New Financial Advisors: 7 Ways to Avoid Failing

Being a financial advisor can be an extremely rewarding career, but it’s not a simple one. It’s best if you go in with eyes wide open, prepared for the challenges that may come. We want you lasting far longer than a few years in this space, and we believe that if you follow some basic rules, you can succeed. Here are seven tips to help you stay in the game as a successful financial advisor.

1. Create and Maintain Business Goals:

You need to have a clear vision of where you are headed in your career.  You need to have goals and a concrete plan to make sure that you meet them.  Without these, you will lose focus and flounder.

2. Keep Language Simple:

Don’t show off and use unnecessarily complex financial terminology.
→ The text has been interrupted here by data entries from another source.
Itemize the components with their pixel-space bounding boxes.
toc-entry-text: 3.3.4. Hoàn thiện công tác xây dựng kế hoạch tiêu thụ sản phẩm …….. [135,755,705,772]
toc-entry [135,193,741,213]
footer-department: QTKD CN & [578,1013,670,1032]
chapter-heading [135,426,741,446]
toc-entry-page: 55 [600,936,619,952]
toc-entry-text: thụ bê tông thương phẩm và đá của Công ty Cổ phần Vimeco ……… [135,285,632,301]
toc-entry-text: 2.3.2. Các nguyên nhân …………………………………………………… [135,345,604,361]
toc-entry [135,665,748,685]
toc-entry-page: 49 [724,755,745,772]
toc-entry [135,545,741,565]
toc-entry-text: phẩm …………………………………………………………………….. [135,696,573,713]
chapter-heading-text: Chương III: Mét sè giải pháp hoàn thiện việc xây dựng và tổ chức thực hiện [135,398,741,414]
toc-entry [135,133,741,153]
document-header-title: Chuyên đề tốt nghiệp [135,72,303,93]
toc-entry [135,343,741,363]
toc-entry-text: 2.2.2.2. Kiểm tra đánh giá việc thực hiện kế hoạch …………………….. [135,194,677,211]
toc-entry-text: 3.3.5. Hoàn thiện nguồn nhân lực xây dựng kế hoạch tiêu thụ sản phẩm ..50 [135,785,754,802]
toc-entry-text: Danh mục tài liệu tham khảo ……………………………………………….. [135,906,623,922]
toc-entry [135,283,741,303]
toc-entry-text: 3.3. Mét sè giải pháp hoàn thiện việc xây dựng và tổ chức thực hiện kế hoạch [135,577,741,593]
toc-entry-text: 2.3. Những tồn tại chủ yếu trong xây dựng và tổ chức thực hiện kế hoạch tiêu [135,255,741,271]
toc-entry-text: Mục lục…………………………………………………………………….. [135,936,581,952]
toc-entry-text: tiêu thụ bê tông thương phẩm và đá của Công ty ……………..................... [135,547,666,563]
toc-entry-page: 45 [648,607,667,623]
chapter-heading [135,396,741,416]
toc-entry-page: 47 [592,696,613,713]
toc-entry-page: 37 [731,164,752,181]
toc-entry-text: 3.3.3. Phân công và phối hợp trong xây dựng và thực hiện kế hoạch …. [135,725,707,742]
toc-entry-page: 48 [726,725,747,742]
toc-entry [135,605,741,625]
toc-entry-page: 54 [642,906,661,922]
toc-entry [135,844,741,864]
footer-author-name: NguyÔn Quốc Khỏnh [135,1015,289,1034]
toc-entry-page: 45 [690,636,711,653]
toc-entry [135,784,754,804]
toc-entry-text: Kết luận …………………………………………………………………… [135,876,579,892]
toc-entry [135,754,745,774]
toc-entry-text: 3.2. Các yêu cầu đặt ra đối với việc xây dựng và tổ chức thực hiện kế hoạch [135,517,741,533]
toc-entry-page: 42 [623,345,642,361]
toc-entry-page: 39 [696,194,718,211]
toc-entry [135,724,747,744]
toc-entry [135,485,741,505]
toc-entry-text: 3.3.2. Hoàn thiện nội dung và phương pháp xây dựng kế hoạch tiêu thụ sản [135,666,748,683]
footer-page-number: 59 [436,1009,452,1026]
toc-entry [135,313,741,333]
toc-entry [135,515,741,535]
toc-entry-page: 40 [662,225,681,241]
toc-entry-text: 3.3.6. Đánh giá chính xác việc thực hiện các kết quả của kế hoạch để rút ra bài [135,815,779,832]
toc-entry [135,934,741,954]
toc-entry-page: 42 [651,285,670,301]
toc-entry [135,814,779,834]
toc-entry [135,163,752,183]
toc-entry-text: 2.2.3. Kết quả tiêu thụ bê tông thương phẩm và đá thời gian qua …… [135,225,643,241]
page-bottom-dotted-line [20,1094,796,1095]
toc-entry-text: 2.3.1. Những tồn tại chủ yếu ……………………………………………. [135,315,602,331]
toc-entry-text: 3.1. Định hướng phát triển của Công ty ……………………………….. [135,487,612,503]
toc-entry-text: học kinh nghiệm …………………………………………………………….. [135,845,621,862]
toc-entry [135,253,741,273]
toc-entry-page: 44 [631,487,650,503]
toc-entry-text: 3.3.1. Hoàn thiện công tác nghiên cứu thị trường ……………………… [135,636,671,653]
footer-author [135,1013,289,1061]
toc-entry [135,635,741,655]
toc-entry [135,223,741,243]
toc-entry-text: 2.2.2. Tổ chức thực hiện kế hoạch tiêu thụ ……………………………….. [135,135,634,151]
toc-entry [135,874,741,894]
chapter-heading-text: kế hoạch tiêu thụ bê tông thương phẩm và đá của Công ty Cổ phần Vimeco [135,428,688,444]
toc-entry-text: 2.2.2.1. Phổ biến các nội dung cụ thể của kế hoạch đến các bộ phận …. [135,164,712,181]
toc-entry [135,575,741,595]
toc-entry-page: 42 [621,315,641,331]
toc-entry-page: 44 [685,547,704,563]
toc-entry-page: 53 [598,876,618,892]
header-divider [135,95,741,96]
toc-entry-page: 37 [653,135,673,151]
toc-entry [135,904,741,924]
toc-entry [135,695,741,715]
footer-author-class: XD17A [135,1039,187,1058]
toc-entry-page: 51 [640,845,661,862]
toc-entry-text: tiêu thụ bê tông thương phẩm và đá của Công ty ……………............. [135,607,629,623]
You may find yourself overcompensating for your lack of experience as an advisor by using complex terms and ideas when talking to prospects. Most prospects will feel more connected and comfortable if you can communicate at a layman’s level of financial understanding.

3. Optimize Time Management:

Create a process for everything. This will keep your schedule proactive and productive.  Make a list of your typical daily tasks. What activities make you drag your feet and take up more time than they ought to?  Do you have to do all of these tasks yourself? Or could they be delegated to others?

4. Follow Up:

Prospecting is one of the fundamental parts of building your business. And a fundamental part of turning a prospect into a client is the act of following up. If you don’t prospect and follow up on your contacts, you will put your business in jeopardy. When you establish a new client, you need to work to keep them. Make sure that you consistently follow up and return calls or emails in a timely manner.

5. Show Your Humanity:

When you make human connections, you cultivate loyalty. It’s important to show that you are a person beyond just being a financial advisor. Open up enough to share your authentic personality. You should also cultivate the skills of listening and remembering. Listen to your clients. Validate their concerns.

6. Pursue a Specific Market:

Pursuing a specific market will help you narrow down what kind of potential clients you prospect for. It will also help you market the right skills to appeal to your target audience. Ask yourself if you feel especially connected to a specific market, how your experience lines up with this market, if there’s money in it, whether it is growing, and whether you have the resources to pursue it.

7. Consider Finding a Mentor:

Finding a good mentor can accelerate your success. They can give you advice on scaling your business, share insider information, and tell you about their mistakes so you can avoid making the same ones. Ups and downs are part of financial advising, but if you can learn to fail quickly, learn from your experiences, and grow beyond your mistakes, you can become a successful financial advisor.